Zarûreti nasıl anlamalıyız?

İsmail Can: “Zaruret nedir? Sınırı nedir? ’Zaruretler mubahları helal kılar’ hükmü nasıl anlaşılmalı?”

 

Zarûret, sözlükte zorunluluk, çâresizlik, muhtaçlık, şiddetli ihtiyaç, aşırı yoksulluk, mecbûriyet, zorunda olmak demektir. Fıkıhta ise, yasak edilmiş ve haram kılınmış olan bir fiilin işlenmesini geçici olarak mubah kılan özürdür.

Zarûretlerin haramları mubah kılması hükmü Kur’ân’a dayanır. Kur’ân, hemen her haram hükmünü bildiren âyette, hükmün ardından, “Kim darda kalırsa…” (1), “Açlıktan darda kalan…” (2),”Darda kalan…” (3) ifâdeleriyle zarûret içine düşenleri şefkatli kucağına alır, onları haramdan, günahtan ve günah baskısından korur.

Zarûretin sınırını âyet ve hadislerden aldıkları doğru işâretlerle mezhepler çizmiştir. Hanefî mezhebine göre zarûretin sınırı, “kişinin, farz olan ibâdetleri yapmaya güç yetiremeyecek kadar zayıf düşmesi”dir. Bu mezhepte, “Zarûret halinde ölmeyecek kadar lâşeden yemekte bir beis yoktur” denmiştir. “Bir kimsenin açlıktan ölüm korkusu olur ve arkadaşında yiyecek bulunursa, ölmeyecek kadar ve ödemek kastıyla arkadaşının yiyeceğinden yiyebilir” tanımlaması şu ifadelerle de formüle edilmiştir: “Bir kimse, arkadaşı yemek yediği sırada açlık hissetse, arkadaşından zoraki yiyecek alamaz; ölüm korkusu gelene kadar sabreder!” (4)

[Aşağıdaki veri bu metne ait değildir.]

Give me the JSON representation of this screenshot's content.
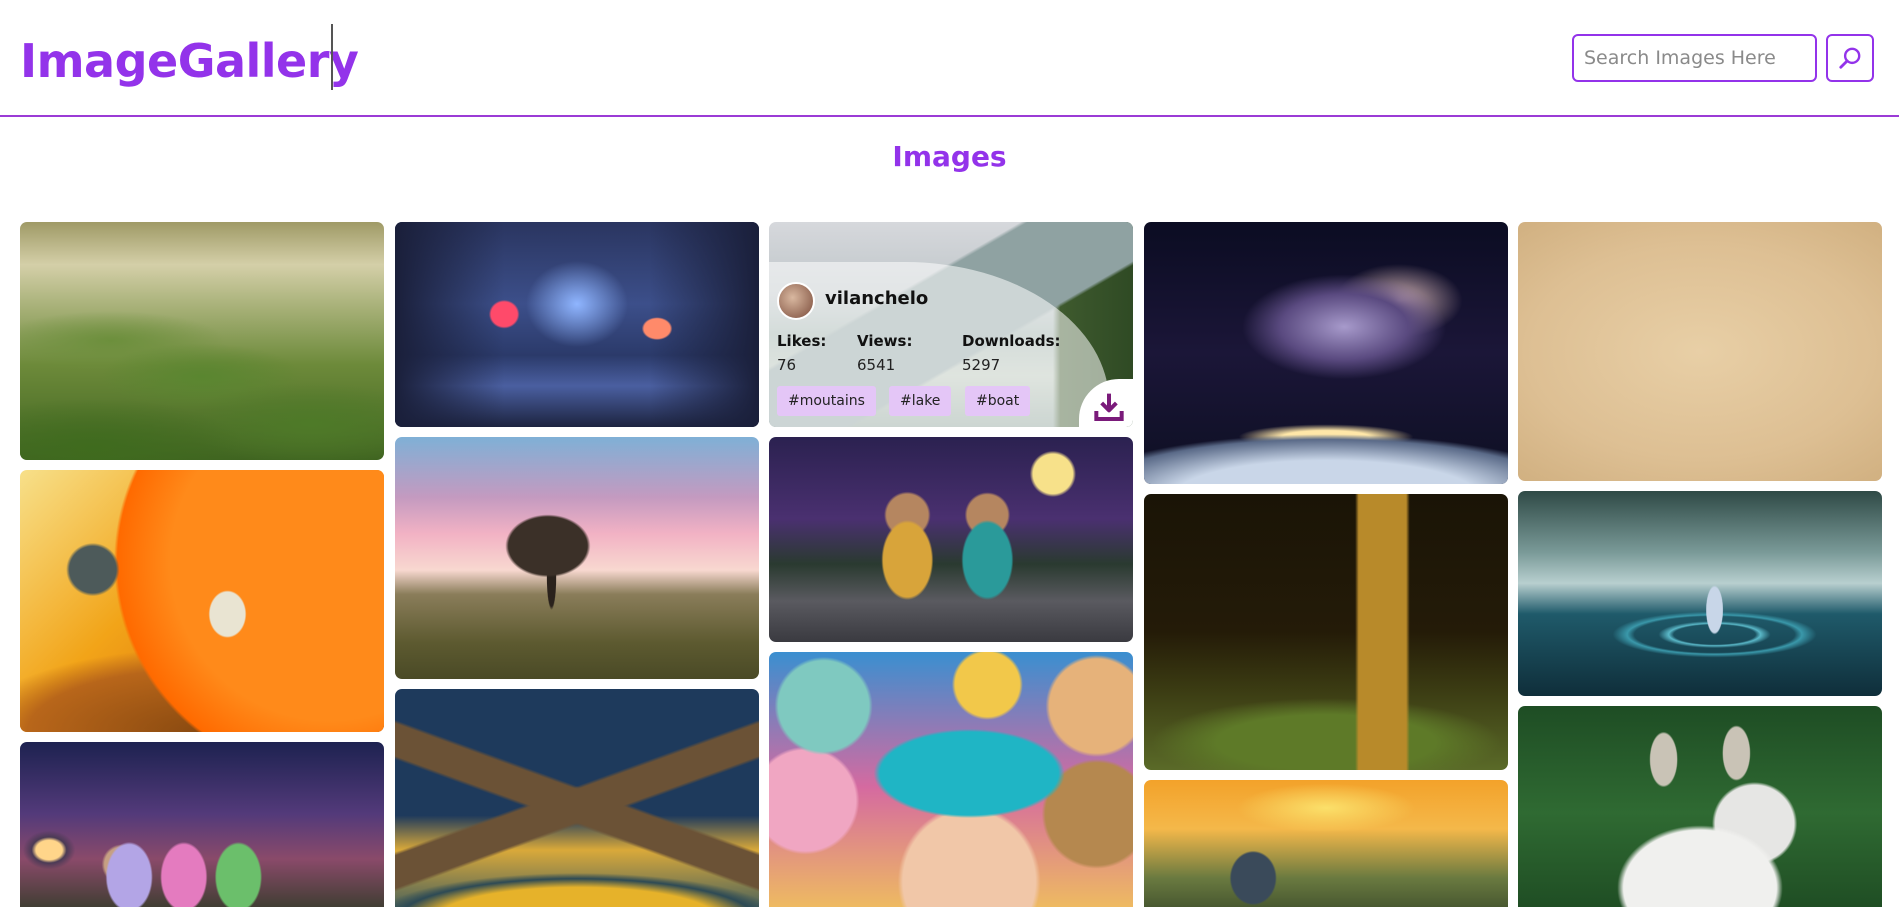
{
  "header": {
    "logo": "ImageGallery",
    "search_placeholder": "Search Images Here",
    "search_icon": "search-icon"
  },
  "section_title": "Images",
  "hover_card": {
    "username": "vilanchelo",
    "likes_label": "Likes:",
    "likes": "76",
    "views_label": "Views:",
    "views": "6541",
    "downloads_label": "Downloads:",
    "downloads": "5297",
    "tags": [
      "#moutains",
      "#lake",
      "#boat"
    ],
    "download_icon": "download-icon"
  },
  "images": [
    "misty-green-hills",
    "neon-city-street-rain",
    "mountain-lake",
    "galaxy-over-planet",
    "parchment-texture",
    "astronaut-orange-planet",
    "lone-tree-pink-sky",
    "teddy-bears-moon-path",
    "door-in-dark-field",
    "woman-in-misty-lake",
    "teddy-bears-night-house",
    "mountain-night-illustration",
    "woman-teddy-bears-flowers",
    "fishing-at-sunset",
    "white-goat"
  ],
  "colors": {
    "accent": "#9333ea",
    "tag_bg": "#e4c6f7",
    "download": "#7a1a7a"
  }
}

Şafiî mezhebine göre ise kişi zarûret halinde haramdan tıka basa yiyemez; ancak hayatta kalacak kadar yemesine ruhsat vardır. (5)

Hanbelîler, Mâlikîler ve Şafiîler zarûret halini şöyle formüle etmişlerdir: “Lokma boğaza takılıp kalırsa, ölüm tehlikesini atlatmak için içecek su bulamazsa, içki câiz olur.”(6) Kurtubî, bunun hikmetini şöyle açıklar: “Zarûret halinde kişi bütün mubahlardan âciz kaldığı için, Allah Teâlâ ona haramları mubah kılmıştır.”(7)

Müçtehitler darda kalma müddetini 24 saat olarak sınırlandırmışlardır. Yani 24 saat helâl yiyecek bulamayan kimsenin, ölmeyecek kadar haram yiyebileceğine hükmetmişlerdir. Bu durumda İmam-ı Mâlik’e göre doyuncaya kadar yiyebilir ve bir miktar da yanına alabilir.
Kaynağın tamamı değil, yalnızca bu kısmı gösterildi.